Ja spotkałam taką panią w zabytkowej części Rethymno. Zobaczyłam otwarty sklep z kreteńskimi produktami i weszłam, by porównać ceny czy znaleźć okazje. Towaru było dużo, różnorodnego, ale skończyło się na jakichś mydełkach i miodzie w słodziaśnym słoiczku. Pani najpierw zagaiła skąd jestem a skoro z Polski, to mi pokaże i opowie, że był z nią wywiad, że po polsku ją jacyś dziennikarze opisali (?), materiał zrobili (?) o jej wyjątkowym sklepie i pokazała mi jakieś info, faktycznie po polsku, zalaminowane A4, jakby to był jedyny taki sklep, na całej Krecie, rodzinny, z tradycjami i z jedynymi w swoim rodzaju tak doskonałymi produktami. Może jakieś turystyczne prawiczki dałyby się złapać i uwierzyłyby, że spotkało ich największe kreteńskie szczęście, ale nie ze mną te numery. 

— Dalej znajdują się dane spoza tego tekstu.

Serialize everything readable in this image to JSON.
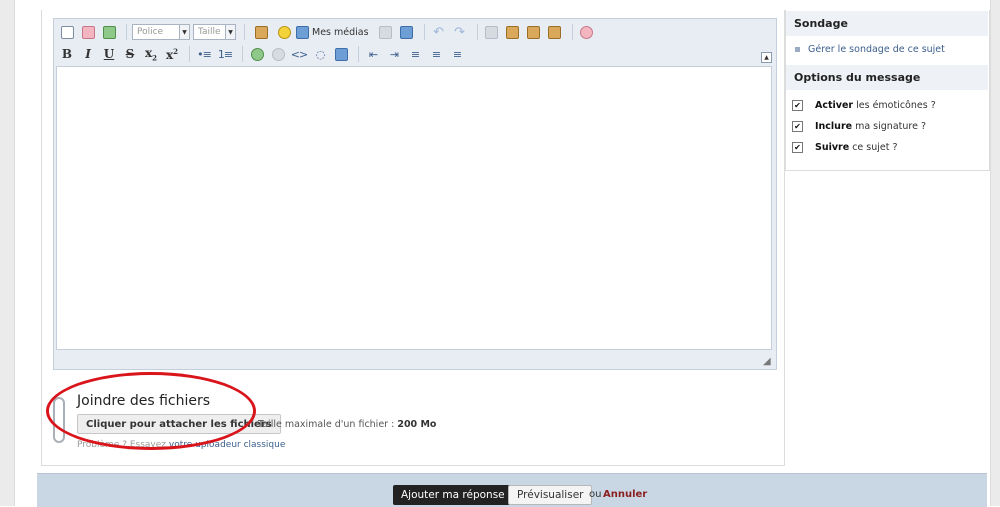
{
  "editor": {
    "font_select": "Police",
    "size_select": "Taille",
    "media_label": "Mes médias"
  },
  "attach": {
    "title": "Joindre des fichiers",
    "button": "Cliquer pour attacher les fichiers",
    "max_size_label": "Taille maximale d'un fichier :",
    "max_size_value": "200 Mo",
    "problem_text": "Problème ? Essayez",
    "classic_link": "votre uploadeur classique"
  },
  "sidebar": {
    "poll_title": "Sondage",
    "poll_link": "Gérer le sondage de ce sujet",
    "options_title": "Options du message",
    "options": [
      {
        "bold": "Activer",
        "rest": "les émoticônes ?",
        "checked": "✔"
      },
      {
        "bold": "Inclure",
        "rest": "ma signature ?",
        "checked": "✔"
      },
      {
        "bold": "Suivre",
        "rest": "ce sujet ?",
        "checked": "✔"
      }
    ]
  },
  "footer": {
    "submit": "Ajouter ma réponse",
    "preview": "Prévisualiser",
    "or": "ou",
    "cancel": "Annuler"
  },
  "colors": {
    "highlight_circle": "#d9141b",
    "footer_bg": "#c9d6e4",
    "link": "#3b5f8d"
  }
}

Przyklękam przy stojaku z rękodziełem drewnianym, spoglądam na łyżki z drzewa oliwnego. Pani szybko pochyla się nade mną, pokazuje mi widelce, zestawy sałatkowe, łyżki większe i droższe i mniejsze, w tej samej cenie. I podstawki na jajka. Patrzę w kąt na miody, wykręciłam spod pochylonej nade mną sprzedawczyni, podchodzę i oglądam małe, urocze słoiczki miodu, idealne baryłki do wysłania, biorę do ręki, myślę: komu? Ile?  Ale pomocna pani już tu jest i jak to sie mówi, chuj bombki strzelił. 

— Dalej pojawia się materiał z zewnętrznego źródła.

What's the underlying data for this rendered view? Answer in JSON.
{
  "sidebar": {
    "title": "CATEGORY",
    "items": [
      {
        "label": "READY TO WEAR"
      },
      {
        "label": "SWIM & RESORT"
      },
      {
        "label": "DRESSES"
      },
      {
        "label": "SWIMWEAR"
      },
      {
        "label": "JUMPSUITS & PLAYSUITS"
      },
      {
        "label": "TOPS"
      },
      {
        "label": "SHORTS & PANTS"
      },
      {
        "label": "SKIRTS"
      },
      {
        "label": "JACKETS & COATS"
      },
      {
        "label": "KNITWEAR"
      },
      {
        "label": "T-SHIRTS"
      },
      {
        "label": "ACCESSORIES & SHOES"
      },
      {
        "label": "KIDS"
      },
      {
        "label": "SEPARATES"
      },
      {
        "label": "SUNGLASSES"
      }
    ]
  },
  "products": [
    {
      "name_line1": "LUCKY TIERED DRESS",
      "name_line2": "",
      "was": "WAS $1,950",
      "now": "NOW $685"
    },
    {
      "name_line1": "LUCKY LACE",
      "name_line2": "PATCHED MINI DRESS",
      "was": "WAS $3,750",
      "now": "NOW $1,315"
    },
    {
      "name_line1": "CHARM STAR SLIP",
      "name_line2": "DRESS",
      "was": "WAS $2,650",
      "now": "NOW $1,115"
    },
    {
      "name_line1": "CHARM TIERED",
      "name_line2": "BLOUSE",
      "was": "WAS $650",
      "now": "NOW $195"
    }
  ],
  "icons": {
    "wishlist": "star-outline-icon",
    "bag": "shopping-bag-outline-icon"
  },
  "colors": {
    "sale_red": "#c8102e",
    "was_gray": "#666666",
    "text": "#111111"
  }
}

To bardzo dobry miód, z suszonymi owocami (widzę! Umiem czytać!) i taką  dekoracyjną drewnianą łyżeczką w komplecie (widzę! Umiem patrzeć!) Mamy też większe miody, miodniejsze, kwietniejsze... bla bla bla... 

Idę do kasy. Nie dam rady zostać dłużej w jej sklepie, bo pani jest za miła i za pomocna, nie mogę pomysleć ani sekundy. 
W Polsce też nieraz trafiałam na takich gorliwych handlarzy. Nie wiem skąd w nich bierze się przekonanie, że dobry klient to klient ogłupiony, zagadany i skołowany, czemu wierzą, że klienta trzeba złapać i wycisnąć jak pranie ręczne. A że pogaduchy szopingowe, kluby przekupek i buszowanie po półkach to nie moja broszka, to ja spadam. Nikt mnie nie naciągnie na coś czego nie planowałam, a jak za gorliwie próbuje namówić na spontaniczne decyzje, to mi się prędko odechciewa. Baj! 
Ps. Powodzenia w zakupach świątecznych! To dopiero mordęga!